Closed Jaage closed 1 year ago

Jaage commented 1 year ago

I have code that runs fine in Rust, and compiles when running rust_source(), but panic when called from R:

let D = 
    izip!(
        df.column("A").unwrap().i32().unwrap().into_no_null_iter().collect::<Vec<i32>>(),
        df.column("B").unwrap().i32().unwrap().into_no_null_iter().collect::<Vec<i32>>()
    )
    .into_iter().map(|(a, b)| a + b * width ).collect::<Vec<i32>>();

let E = 
    izip!(
        df.column("A").unwrap().i32().unwrap().into_no_null_iter().collect::<Vec<i32>>(),
        df.column("B").unwrap().i32().unwrap().into_no_null_iter().collect::<Vec<i32>>(),
        df.column("C").unwrap().i32().unwrap().into_no_null_iter().collect::<Vec<i32>>()
    )
    .into_iter().map(|(a, b, c)| a + b * width + c * width * width).collect::<Vec<i32>>();

I know there are no nulls, and it does not panic when calling the Rust code directly. All values are positive integers, but I know that they overflow on occasion as I see negative values in the column. My guess is it has something to do with the overflowing, but I am not sure why that would happen when it is called from R, but not Rust. The panic occurs here, well before any values are returned to R.

Any ideas?

Ilia-Kosenkov commented 1 year ago

Hi, we need at least the meaasge that you get when it panics. Also, a reproducible example could be a nice addition (or at least a code snippet which shows how you define your extendr function that has this issue).
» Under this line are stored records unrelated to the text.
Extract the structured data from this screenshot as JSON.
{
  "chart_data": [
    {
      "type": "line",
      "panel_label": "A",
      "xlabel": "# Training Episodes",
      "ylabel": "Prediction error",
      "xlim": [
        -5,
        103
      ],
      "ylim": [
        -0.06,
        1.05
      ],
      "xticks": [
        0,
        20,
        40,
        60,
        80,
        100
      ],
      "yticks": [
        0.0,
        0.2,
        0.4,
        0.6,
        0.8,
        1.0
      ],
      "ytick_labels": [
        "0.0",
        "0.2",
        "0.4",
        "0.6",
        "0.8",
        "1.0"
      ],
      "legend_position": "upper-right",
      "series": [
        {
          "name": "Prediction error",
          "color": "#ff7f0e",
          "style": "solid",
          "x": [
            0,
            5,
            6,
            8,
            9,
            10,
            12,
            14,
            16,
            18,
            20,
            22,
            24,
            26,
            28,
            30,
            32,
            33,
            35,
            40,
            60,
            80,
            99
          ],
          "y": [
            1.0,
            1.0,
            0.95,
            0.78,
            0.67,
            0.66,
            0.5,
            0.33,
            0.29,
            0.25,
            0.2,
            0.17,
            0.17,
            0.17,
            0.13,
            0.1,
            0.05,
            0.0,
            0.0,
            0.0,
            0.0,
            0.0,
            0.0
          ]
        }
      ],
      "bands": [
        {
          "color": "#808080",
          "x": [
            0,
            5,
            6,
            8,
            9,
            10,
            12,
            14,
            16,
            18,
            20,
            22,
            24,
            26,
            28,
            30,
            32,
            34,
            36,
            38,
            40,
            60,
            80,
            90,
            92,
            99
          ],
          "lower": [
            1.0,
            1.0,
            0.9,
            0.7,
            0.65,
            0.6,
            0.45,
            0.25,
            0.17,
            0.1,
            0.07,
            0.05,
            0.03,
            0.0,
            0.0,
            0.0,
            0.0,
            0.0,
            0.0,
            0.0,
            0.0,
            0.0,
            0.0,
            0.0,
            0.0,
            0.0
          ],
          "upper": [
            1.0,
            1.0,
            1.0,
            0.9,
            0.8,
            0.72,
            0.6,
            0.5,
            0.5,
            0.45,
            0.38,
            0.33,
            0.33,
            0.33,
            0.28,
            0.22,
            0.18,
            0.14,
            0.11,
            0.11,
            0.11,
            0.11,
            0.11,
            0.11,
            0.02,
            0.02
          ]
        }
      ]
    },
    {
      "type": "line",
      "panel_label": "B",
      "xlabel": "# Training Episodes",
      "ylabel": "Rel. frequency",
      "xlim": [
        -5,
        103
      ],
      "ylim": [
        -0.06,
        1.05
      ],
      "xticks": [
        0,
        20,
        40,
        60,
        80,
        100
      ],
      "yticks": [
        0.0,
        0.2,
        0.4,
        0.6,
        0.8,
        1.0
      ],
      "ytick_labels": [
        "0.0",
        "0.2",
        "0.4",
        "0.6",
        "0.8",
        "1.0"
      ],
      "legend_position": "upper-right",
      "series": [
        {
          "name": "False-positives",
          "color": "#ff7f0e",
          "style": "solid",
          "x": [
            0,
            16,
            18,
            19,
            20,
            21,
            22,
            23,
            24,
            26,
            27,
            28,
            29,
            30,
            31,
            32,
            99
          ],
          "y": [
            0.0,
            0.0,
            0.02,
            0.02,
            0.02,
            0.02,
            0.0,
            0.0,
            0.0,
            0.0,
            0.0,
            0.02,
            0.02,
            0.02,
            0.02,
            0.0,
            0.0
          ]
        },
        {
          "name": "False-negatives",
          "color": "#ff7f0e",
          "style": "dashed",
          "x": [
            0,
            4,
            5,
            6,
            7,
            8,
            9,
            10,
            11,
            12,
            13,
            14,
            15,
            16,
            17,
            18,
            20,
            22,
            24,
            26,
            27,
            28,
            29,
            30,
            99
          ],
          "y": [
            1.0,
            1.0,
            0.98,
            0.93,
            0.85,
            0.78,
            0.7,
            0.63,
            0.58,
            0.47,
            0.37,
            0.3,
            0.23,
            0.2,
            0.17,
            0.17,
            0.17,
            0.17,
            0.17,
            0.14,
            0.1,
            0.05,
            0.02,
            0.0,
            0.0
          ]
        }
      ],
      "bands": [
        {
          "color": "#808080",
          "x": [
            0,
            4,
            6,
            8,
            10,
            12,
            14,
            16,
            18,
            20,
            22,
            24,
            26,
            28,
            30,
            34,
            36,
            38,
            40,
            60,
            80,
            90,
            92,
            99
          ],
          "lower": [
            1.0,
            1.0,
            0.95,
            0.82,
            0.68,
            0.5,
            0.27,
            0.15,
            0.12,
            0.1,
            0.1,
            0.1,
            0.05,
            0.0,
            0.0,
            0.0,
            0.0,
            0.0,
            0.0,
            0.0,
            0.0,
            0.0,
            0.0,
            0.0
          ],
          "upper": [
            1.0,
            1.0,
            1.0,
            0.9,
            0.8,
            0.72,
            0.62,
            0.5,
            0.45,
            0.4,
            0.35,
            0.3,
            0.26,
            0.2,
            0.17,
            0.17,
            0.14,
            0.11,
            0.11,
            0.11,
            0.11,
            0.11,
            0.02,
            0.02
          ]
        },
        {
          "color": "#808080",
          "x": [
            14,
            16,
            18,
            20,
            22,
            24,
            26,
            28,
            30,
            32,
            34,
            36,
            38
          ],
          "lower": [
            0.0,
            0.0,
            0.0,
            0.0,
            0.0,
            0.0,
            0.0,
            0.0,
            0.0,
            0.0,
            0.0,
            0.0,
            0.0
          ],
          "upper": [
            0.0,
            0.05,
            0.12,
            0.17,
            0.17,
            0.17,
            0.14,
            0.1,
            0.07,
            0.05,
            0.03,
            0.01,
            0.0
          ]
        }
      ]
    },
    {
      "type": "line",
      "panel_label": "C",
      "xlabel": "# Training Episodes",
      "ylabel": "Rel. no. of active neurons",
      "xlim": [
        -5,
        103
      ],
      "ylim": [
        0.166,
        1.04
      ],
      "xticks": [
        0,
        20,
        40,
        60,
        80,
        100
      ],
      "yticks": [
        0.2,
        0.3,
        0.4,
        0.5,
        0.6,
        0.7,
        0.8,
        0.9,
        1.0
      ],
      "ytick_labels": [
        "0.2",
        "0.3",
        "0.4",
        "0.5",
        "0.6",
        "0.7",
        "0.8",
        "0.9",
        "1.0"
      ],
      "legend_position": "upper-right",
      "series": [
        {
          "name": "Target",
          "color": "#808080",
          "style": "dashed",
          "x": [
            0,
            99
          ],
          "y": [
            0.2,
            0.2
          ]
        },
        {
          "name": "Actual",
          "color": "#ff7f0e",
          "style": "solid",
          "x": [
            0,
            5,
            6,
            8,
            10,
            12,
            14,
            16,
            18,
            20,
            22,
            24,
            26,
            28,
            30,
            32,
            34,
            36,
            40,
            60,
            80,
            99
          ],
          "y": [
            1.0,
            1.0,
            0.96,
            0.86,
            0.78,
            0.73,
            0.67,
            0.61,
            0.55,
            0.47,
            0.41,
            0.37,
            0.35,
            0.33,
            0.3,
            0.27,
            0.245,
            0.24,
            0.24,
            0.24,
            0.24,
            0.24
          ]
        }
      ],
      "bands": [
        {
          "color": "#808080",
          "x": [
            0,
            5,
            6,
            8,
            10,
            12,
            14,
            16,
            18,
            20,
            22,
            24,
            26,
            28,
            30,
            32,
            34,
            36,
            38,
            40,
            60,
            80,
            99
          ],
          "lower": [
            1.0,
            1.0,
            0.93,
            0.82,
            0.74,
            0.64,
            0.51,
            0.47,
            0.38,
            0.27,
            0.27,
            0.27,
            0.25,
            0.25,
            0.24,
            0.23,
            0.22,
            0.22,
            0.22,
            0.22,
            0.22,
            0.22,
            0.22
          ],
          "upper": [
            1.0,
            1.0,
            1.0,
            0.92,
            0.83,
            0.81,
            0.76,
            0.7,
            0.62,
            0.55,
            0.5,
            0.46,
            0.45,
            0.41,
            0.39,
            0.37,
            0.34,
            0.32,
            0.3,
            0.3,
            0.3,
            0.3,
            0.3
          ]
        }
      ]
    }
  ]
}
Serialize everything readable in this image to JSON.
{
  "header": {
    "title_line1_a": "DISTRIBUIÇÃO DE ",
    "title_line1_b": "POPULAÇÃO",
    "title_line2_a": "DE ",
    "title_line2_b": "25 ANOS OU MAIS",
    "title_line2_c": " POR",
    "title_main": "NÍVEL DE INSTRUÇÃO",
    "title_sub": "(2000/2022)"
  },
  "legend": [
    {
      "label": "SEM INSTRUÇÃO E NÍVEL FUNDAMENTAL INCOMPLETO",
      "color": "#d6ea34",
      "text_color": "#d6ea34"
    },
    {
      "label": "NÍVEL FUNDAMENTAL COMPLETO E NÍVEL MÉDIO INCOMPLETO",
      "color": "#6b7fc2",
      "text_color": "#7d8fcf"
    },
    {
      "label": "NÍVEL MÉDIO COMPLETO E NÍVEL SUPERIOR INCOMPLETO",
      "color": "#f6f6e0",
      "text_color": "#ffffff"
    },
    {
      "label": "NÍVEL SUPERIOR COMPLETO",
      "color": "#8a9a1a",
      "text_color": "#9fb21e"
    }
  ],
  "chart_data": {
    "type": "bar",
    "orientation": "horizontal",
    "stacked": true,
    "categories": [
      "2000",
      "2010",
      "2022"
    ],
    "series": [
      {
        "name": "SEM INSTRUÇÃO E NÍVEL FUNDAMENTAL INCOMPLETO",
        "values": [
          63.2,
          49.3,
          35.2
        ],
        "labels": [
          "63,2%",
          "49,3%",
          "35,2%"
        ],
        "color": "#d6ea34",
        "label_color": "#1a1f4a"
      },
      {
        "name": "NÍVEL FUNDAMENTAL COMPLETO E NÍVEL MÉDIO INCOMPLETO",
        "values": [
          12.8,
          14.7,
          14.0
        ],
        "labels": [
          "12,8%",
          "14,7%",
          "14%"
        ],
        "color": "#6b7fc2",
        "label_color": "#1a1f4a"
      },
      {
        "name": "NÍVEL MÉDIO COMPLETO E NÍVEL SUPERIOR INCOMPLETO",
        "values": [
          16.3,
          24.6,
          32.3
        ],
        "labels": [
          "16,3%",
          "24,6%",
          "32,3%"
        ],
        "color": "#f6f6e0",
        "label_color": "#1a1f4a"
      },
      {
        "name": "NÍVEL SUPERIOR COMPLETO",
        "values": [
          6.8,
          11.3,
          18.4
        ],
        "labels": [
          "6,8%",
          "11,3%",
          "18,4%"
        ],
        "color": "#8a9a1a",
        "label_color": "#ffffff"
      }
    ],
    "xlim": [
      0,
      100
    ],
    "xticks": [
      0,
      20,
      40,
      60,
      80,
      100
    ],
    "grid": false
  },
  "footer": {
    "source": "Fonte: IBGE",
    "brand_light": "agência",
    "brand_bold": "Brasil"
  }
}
Jaage commented 1 year ago

I identified the error was coming from .into_iter().map(|(a, b, c)| a + b * width + c * width * width).collect::<Vec<i32>>();

Converting everything to i64 solved the issue. Still not sure why it only panicked when called from R and not Rust. I can try to add the full function and some dummy data to recreate the issue tomorrow.

yutannihilation commented 1 year ago

rust_source() compiles with the dev profile, where overflow-checks is enabled. I think you probably use the release profile when you run the bare Rust code, but you should probably use the dev profile for development, and the release profile for performance measurement. Hope this helps!

Jaage commented 1 year ago

That sounds exactly like it! Thanks!